- Theatrical release poster
- Directed by: Lesley Selander
- Screenplay by: Danny Arnold George W. George George F. Slavin
- Based on: Punitive Action by John Robb
- Produced by: Howard W. Koch executive Aubrey Schenck
- Starring: Ralph Meeker Marla English J. Carrol Naish John Carradine Ron Randell John Smith Keith Larsen
- Cinematography: Gordon Avil
- Edited by: John F. Schreyer
- Music by: Paul Dunlap
- Production company: Bel-Air Productions
- Distributed by: United Artists
- Release date: November 18, 1955;
- Running time: 87 minutes
- Country: United States
- Language: English

= Desert Sands =

1955 film by Lesley Selander

Desert Sands is a 1955 American adventure film directed by Lesley Selander and written by Danny Arnold, George W. George and George F. Slavin. The film stars Ralph Meeker, Marla English, J. Carrol Naish, John Carradine, Ron Randell, John Smith and Keith Larsen.

The film was released on November 18, 1955, by United Artists.
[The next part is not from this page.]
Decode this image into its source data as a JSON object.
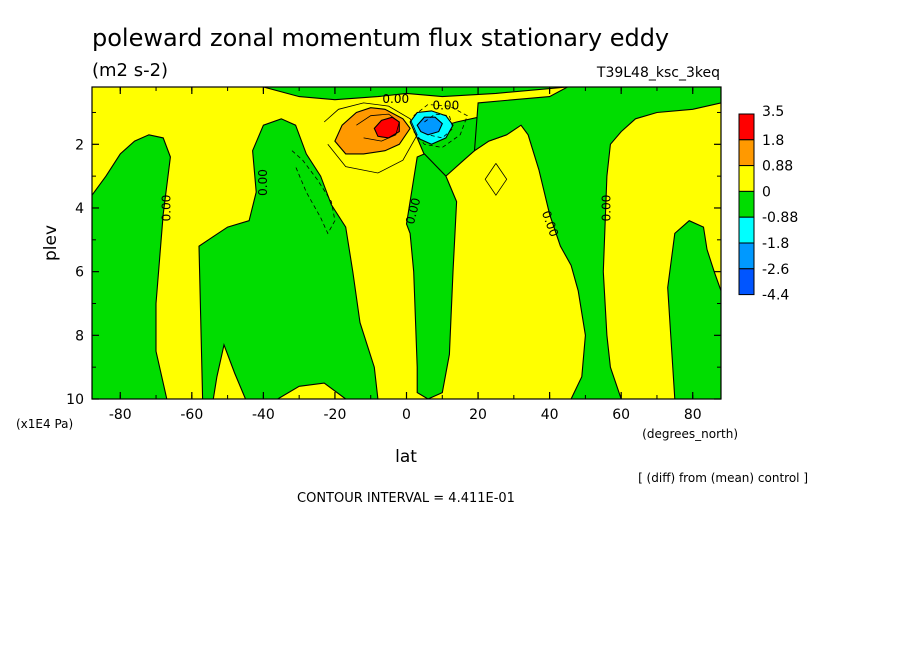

The film was based on the 1954 novel Punitive Action, one of a series of French Foreign Legion novels written by John Robb. Unlike many Foreign Legion films the film was set in the 1950s.

==Plot==

A strong force of mounted tribal Arabs launches a surprise attack on a French Foreign Legion fort in the North African desert, having previously intercepted and brutally massacred a relief column en route to the fort. After an Alamo-like battle, the more numerous Arabs capture the fort. Addressing the surviving Legionnaires as captives, the Arab leader makes passing reference to Pan-Islam as a motivation for the attacks.

Various sub-plots ensue, until eventually another Legion relief column approaches the fort, unaware that it has been captured. The Arabs create the appearance that all is well and ambush the relief column as it enters the fort. Meanwhile, the captive Legionnaire survivors from the original garrison escape and join the fighting. Another all-out, Alamo-style shootout follows, but this time the reinforced Legionnaires are victorious. The French flag is raised over the fort once again as the captured Arab survivors are led away.

==Cast==
- Ralph Meeker as Captain David Malcolm
- Marla English as Princess Zara
- J. Carrol Naish as Sergeant Diepel
- John Carradine as Jala, The Wine Merchant
- Ron Randell as Private Peter Ambrose Havers
- John Smith as Private Rex Tyle
- Keith Larsen as El Zanal
  - Marc Cavell as Young Boy El Zanal
- Lita Milan as Alita
- Philip Tonge as Corporal Sandy McTosh
- Peter Mamakos as Private Lucia "Lucky" Capella
- Otto Waldis as Gabin
- Jarl Victor as Lieutenant Gina Mackie
- Mort Mills as Woloack
- Aaron Saxon as Tama
- Nico Minardos as Gerard
- Albert Carrier as Ducco
- Terence De Marney as Kramer
- Peter Bourne as Weems
- Peter Norman as Dr. Kleiner
- Joseph Waring as Dylak Spokesman
- Bela Kovacs as Major Henri Panton

==Production==
The film was based on a 1954 novel by John Robb, Punitive Action. Robb wrote a sequel to this, Storm Evil. In September 1954 it was announced Schenck-Kock productions had brought the film rights.

The film was shot at the Imperial Dunes in California. The first choice for the lead was Paul Newman who was offered $20,000 however his agent wanted $35,000 that the producers would not pay.

==Reception==
Variety said the writers "used every cliche in the book, not even bothering to cast around for a novel twist" where Randell "believe it or not" plays an "English- man addicted to the bottle, who when the fighting starts, exonerates himself.. His performance has a certain merit." The critic did add the film "isn’t going to
win any Academy Awards, but it’s an actioner that doesn’t pretend to be anything else. For that reason alone, it should hold its own."